Coseismic Surface GPS Displacement and Ground Shaking Associated with the 2006 Pingtung Earthquake Doublet, Offshore Southern Taiwan

  • Author(s): Horng-Yue Chen, Jian-Cheng Lee, Long-Chen Kuo, Shui-Beih Yu, and Chi-Ching Liu
  • DOI: 10.3319/TAO.2008.19.6.683(PT)
  • Keywords: GPS CORS Coseismic deformation Seismic ground shaking Pingtung earthquake
  • Citation: Chen, H. Y., J. C. Lee, L. C. Kuo, S. B. Yu, and C. C. Liu, 2008: Coseismic surface GPS displacement and ground shaking associated with the 2006 Pingtung earthquake doublet, offshore southern Taiwan. Terr. Atmos. Ocean. Sci., 19, 683-696, doi: 10.3319/TAO.2008.19.6.683(PT)

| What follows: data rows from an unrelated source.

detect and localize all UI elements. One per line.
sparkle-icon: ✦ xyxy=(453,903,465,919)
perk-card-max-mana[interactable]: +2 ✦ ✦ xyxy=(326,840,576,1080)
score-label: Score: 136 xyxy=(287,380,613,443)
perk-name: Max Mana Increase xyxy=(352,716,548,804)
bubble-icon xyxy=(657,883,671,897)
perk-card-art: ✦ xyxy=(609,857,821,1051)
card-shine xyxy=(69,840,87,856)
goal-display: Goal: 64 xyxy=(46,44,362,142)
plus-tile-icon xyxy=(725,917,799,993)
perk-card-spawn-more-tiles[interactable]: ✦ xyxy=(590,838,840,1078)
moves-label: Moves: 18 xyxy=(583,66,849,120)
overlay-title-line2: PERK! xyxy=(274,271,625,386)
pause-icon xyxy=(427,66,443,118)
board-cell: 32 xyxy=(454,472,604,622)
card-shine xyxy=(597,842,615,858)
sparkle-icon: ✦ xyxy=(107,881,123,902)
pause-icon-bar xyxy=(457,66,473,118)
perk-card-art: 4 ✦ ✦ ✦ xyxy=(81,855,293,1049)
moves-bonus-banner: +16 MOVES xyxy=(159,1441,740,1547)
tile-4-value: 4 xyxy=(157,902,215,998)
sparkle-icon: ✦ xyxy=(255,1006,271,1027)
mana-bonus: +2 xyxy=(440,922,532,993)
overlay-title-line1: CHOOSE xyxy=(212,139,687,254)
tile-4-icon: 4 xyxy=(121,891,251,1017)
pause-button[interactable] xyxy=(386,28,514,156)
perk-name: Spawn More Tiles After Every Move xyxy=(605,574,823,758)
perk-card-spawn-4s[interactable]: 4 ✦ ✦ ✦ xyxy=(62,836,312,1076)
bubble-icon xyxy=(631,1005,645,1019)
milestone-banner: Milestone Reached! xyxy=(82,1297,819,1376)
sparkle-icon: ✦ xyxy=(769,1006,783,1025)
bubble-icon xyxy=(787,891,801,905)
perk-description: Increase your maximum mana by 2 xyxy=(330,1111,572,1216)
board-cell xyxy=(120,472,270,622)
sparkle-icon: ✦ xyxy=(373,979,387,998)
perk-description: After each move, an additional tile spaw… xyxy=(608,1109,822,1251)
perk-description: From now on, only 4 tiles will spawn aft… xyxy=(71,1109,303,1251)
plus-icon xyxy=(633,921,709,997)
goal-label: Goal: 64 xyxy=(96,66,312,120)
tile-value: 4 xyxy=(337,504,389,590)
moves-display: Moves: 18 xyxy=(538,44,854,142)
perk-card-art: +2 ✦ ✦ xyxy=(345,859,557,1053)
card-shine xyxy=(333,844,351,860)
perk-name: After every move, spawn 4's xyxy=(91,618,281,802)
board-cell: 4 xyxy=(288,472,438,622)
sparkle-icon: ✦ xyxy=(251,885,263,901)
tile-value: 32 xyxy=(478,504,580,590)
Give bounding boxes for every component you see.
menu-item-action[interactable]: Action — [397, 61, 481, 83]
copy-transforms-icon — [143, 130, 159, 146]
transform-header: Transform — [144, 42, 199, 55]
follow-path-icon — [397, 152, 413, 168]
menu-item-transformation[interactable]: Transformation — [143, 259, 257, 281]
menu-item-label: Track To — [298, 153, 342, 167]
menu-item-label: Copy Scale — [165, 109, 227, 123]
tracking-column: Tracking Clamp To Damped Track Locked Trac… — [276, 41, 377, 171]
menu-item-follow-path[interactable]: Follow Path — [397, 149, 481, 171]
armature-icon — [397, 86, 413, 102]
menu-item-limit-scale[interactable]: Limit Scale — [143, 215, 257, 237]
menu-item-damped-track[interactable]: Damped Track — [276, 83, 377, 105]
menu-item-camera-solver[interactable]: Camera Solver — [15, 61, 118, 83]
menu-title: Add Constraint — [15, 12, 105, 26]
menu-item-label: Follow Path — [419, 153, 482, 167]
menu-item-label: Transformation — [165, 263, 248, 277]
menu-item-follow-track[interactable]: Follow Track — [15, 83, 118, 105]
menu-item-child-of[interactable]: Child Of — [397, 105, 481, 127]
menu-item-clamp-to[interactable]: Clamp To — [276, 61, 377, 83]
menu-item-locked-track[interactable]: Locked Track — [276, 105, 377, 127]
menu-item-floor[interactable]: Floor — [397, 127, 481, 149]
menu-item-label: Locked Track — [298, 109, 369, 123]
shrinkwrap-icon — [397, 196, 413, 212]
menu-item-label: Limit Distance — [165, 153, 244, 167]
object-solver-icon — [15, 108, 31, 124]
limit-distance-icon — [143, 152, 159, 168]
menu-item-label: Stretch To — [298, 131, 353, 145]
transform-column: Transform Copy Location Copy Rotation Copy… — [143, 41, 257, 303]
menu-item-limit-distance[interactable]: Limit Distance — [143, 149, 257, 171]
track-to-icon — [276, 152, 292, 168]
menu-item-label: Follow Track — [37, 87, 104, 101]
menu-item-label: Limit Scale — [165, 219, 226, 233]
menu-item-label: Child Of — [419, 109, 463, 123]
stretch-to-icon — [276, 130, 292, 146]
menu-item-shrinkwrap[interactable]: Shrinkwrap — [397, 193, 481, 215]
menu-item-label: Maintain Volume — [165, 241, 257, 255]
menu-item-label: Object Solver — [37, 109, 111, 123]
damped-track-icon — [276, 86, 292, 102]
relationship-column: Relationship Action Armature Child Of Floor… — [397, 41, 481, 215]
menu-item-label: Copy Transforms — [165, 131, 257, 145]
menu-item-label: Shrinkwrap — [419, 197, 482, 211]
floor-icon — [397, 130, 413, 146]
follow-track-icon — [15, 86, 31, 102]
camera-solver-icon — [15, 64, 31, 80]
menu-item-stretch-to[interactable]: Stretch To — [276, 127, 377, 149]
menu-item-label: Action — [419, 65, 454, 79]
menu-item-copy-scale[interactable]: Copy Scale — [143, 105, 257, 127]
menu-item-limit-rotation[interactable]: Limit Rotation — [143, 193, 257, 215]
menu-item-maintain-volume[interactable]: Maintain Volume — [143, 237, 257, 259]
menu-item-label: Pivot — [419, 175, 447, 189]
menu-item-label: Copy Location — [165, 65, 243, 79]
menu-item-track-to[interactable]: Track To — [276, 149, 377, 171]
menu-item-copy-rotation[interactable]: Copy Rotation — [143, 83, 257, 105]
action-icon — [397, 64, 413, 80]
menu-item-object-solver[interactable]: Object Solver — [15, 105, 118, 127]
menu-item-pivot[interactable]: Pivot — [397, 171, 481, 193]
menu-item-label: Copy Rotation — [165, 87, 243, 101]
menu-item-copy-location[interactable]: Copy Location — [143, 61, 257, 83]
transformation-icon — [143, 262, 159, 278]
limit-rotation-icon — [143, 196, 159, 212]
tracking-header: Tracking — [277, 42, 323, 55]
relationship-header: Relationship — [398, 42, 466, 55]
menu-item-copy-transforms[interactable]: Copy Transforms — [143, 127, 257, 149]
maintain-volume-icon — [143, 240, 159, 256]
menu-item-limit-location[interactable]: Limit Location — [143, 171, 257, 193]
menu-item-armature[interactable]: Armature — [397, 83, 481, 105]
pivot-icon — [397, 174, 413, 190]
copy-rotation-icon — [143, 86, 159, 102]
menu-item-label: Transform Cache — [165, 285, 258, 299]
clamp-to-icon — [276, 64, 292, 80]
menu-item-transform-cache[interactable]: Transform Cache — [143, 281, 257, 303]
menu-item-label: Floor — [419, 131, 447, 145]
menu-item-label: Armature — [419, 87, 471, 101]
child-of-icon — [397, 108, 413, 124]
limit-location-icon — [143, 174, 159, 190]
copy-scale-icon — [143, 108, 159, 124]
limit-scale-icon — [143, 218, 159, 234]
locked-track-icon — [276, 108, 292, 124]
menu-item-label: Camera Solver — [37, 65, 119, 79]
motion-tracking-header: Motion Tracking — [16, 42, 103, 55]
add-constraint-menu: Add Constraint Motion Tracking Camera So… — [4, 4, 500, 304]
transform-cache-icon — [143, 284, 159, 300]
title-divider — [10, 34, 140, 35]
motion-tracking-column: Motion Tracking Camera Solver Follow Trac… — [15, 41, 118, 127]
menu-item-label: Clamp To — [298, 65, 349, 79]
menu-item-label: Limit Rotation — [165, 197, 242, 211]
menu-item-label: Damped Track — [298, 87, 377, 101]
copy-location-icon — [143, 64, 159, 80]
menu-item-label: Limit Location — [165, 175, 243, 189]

Two successive large earthquakes (ML = 6.96 and 6.99) occurred in southern Taiwan offshore of the Hengchun town, Pingtung county, with the two main shocks separated by an interval of only 8 minutes. Based on a dense network of continuously recording GPS stations (CORS) in Taiwan and adopting two different post-processing methods, we estimate the coseismic displacements and characterize their ground motions. Daily solution algorithm is used to determine the total coseismic displacements of the dual main shocks from 30-second sampling rate data; however the coseismic displacement for the individual main shock cannot be resolved.We thus adopt the kinematic positioning technique using 1-second sampling rate (1 Hz) data to determine the individual coseismic displacements for each main shock as well as the evolution of the ground shaking. The results show only three stations near the epicenters with significant total coseismic displacements of 3 - 5 centimeters. We find that the stations farther north of the epicenters area indeed reveal significant coseismic displacements but moving in the opposite direction between the two main shocks. The coseismic displacement of the first main shock is consistent with a NNE-trending normal faulting in the lower crust offshore of southern Taiwan, while that of the second main shock likely agrees with an ENE-trending right-lateral strike-slip faulting, although the possibility of a NNW-trending left-lateral strike-slip faulting cannot be ruled out. The 1 Hz GPS data can record the coseismic ground shaking in great detail, including the first motion direction and the amplitude and arrival time, which are comparable to the seismometer data. By applying an exponential attenuation behavior with hypocenter distance we observe that four stations in the coastal plain exhibit relatively larger amplitudes of the ground shaking, implying a significant influence of thick unconsolidated deposits in that area.